UCWR 109: Writing Responsibly Writing Lab
(3.00 credits)
Students who receive a ‘219’ on their Writing Placement Assessment (WPA) must register for UCWR 109 and UCWR 110 courses concurrently. The former is a co-requisite workshop-based lab that underpins the academic writing and skills students are working on in UCWR 110. The lab section will provide additional resources, support, and individualized instruction on the content, skills, and assignments in the core UCWR 110 course, including the steps of brainstorming, drafting, peer review, revision, and final editing. Via in-class writing, activities, and conferences, students will further strengthen skills in academic summary, analysis, synthesis and research strategies in the context of the essays they are writing for UCWR 110.

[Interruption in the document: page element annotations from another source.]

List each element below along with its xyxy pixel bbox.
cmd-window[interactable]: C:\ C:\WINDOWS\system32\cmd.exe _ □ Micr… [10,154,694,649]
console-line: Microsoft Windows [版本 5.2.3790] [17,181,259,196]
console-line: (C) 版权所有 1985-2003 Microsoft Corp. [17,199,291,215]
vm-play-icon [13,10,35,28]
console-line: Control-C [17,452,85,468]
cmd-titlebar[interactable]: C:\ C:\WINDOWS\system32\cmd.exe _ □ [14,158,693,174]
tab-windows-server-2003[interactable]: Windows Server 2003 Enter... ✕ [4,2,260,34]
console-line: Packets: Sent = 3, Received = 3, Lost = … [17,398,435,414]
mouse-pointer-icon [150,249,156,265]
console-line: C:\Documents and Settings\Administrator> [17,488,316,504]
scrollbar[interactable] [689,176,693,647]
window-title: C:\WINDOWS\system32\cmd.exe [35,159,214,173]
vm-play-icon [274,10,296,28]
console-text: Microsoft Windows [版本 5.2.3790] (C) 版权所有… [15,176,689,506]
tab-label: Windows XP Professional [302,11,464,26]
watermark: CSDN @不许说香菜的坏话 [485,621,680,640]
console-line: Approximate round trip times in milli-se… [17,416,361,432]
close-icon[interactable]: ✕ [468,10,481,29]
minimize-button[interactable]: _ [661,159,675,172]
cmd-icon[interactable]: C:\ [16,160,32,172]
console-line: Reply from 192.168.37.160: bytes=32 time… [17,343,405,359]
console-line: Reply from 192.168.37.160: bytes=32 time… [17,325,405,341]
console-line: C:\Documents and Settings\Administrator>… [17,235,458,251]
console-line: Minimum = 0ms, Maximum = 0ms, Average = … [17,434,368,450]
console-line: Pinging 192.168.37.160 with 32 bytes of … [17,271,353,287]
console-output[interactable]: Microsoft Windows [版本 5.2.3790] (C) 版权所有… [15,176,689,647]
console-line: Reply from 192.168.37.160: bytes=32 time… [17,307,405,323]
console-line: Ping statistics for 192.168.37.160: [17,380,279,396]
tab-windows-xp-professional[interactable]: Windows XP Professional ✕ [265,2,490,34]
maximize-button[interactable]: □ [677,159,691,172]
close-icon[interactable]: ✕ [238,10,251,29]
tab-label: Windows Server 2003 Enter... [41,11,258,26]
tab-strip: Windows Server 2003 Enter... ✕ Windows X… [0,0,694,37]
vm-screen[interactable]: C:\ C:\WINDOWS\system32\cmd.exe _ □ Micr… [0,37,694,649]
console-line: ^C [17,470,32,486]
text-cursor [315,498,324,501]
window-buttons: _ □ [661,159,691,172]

UCWR 110: Writing Responsibly
(3.00 credits)
This University Core Writing course aims to teach students to write clearly and effectively, through the steps of brainstorming, peer review, revision, and final editing. Students will learn to articulate, organize, and support written positions as well as how to read texts carefully and critically and to recognize how various perspectives inform interpretations of texts. Students will see the importance of reading, writing, listening and speaking well. By collaborating with others as well as seeing the value of revision and the recursive nature of the writing process, students will be better prepared for classes across Loyola. The course will promote grammatical, compositional, methodological, and rhetorical skills in the service of effective communication. As a result, the course will have at least four writing assignments that add up to approximately 30 pages of writing over the semester. Papers will include: 1) summary/response, 2) analysis, 3) synthesis, and 4) a researched argument project (which will include a proposal and annotated bibliography). These assignments will receive timely feedback from instructors with the goal of effective revision by students. An instructor may use peer-input for the process of revision, but such input will not replace input from the instructor.
By the end of the Writing Seminar, students will:
- Use writing and reading for inquiry, learning, and communicating.
- Understand a writing assignment as a series of tasks-- including finding, evaluating, analyzing, and synthesizing appropriate primary and secondary sources to clearly formulate a claim.
- Respond appropriately to different audiences and different rhetorical situations.
- Develop strategies for generating, revising, editing, and proof-reading.
- Understand writing as an open process that permits writers to use later invention and re-thinking to revise work.
- Use standard written English clearly and effectively.